Shanghai clicks onto broadband in a big way
SHANGHAI leads all Chinese cities for computer connections - half of the city's families subscribe to broadband, China Telecom said yesterday.
Shanghai's broadband subscriber base has passed three million already, 15 times up from 2002, according to Shanghai Telecom, the city's largest fixed-line phone operator.
About 85 percent of Shanghai Telecom's broadband users are accessing the Internet at more than two MBPS (megabits per second) allowing them to use various online services from IPTV (Internet protocol TV), online games and film and music downloads.
And 80 percent of Shanghai Telecom's users have selected the more expensive four MBPS package.
The number of broadband users on China's mainland has already hit 122 million, the highest in the world, according to the Ministry of Information Industry.

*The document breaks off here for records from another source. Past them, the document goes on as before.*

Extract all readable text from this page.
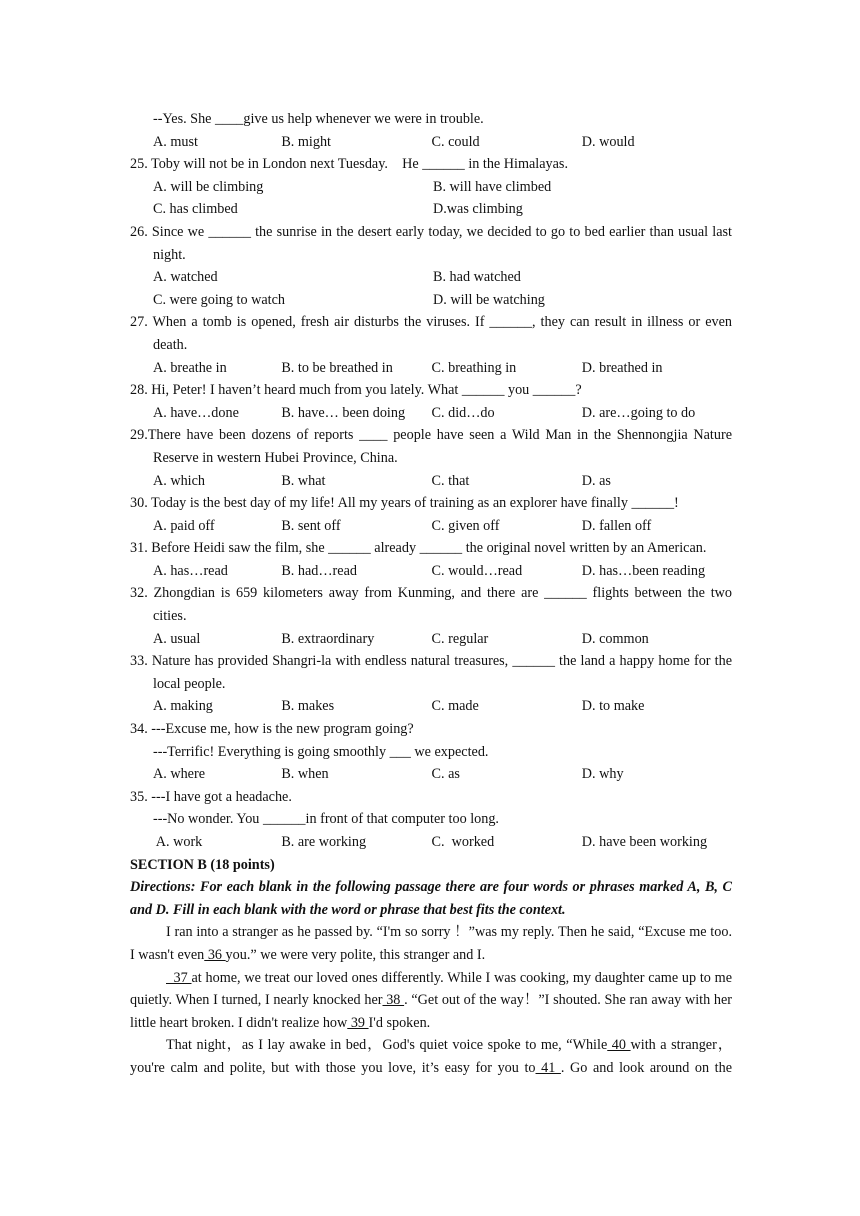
--Yes. She ____give us help whenever we were in trouble.
A. must	B. might	C. could	D. would
25. Toby will not be in London next Tuesday.    He ______ in the Himalayas.
A. will be climbing	B. will have climbed
C. has climbed	D.was climbing
26. Since we ______ the sunrise in the desert early today, we decided to go to bed earlier than usual last night.
A. watched	B. had watched
C. were going to watch	D. will be watching
27. When a tomb is opened, fresh air disturbs the viruses. If ______, they can result in illness or even death.
A. breathe in	B. to be breathed in	C. breathing in	D. breathed in
28. Hi, Peter! I haven’t heard much from you lately. What ______ you ______?
A. have…done	B. have… been doing	C. did…do	D. are…going to do
29.There have been dozens of reports ____ people have seen a Wild Man in the Shennongjia Nature Reserve in western Hubei Province, China.
A. which	B. what	C. that	D. as
30. Today is the best day of my life! All my years of training as an explorer have finally ______!
A. paid off	B. sent off	C. given off	D. fallen off
31. Before Heidi saw the film, she ______ already ______ the original novel written by an American.
A. has…read	B. had…read	C. would…read	D. has…been reading
32. Zhongdian is 659 kilometers away from Kunming, and there are ______ flights between the two cities.
A. usual	B. extraordinary	C. regular	D. common
33. Nature has provided Shangri-la with endless natural treasures, ______ the land a happy home for the local people.
A. making	B. makes	C. made	D. to make
34. ---Excuse me, how is the new program going?
---Terrific! Everything is going smoothly ___ we expected.
A. where	B. when	C. as	D. why
35. ---I have got a headache.
---No wonder. You ______in front of that computer too long.
A. work	B. are working	C.  worked	D. have been working
SECTION B (18 points)
Directions: For each blank in the following passage there are four words or phrases marked A, B, C and D. Fill in each blank with the word or phrase that best fits the context.
I ran into a stranger as he passed by. “I'm so sorry ！”was my reply. Then he said, “Excuse me too. I wasn't even 36 you.” we were very polite, this stranger and I.
37 at home, we treat our loved ones differently. While I was cooking, my daughter came up to me quietly. When I turned, I nearly knocked her 38 . “Get out of the way！”I shouted. She ran away with her little heart broken. I didn't realize how 39 I'd spoken.
That night，as I lay awake in bed，God's quiet voice spoke to me, “While 40 with a stranger，you're calm and polite, but with those you love, it’s easy for you to 41 . Go and look around on the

"The efficiency and popularity of broadband ensures that people are using more online applications," said Hua Ruiqiang, Shanghai Telecom's senior manager.
Shanghai Telecom's IPTV subscriber base has passed 220,000, three times that of a year ago. The IPTV service allows users to surf online using television screens. The quality of IPTV video however is not as good as DVDs and so the platform does not appeal to everyone.
Shanghai Telecom is planning to upgrade the broadband network to 16 MBPS, a speed that supports high-definition video content, according to Hua.
Fixed line carriers, like China Telecom, are seeking opportunities like broadband and IPTV to boost revenue outside of telephones.
Last year, more than 30 percent of China Telecom's income came from non-phone services, up from 5.5 percent in 2002.
Shanghai Telecom charges families between 130 and 150 yuan (US$20.46) a month for broadband. The fixed line phone companies' traditional incomes have been hit by mobile carriers with their free incoming call services, says Norson Telecom Consulting, a Beijing-based IT consulting firm.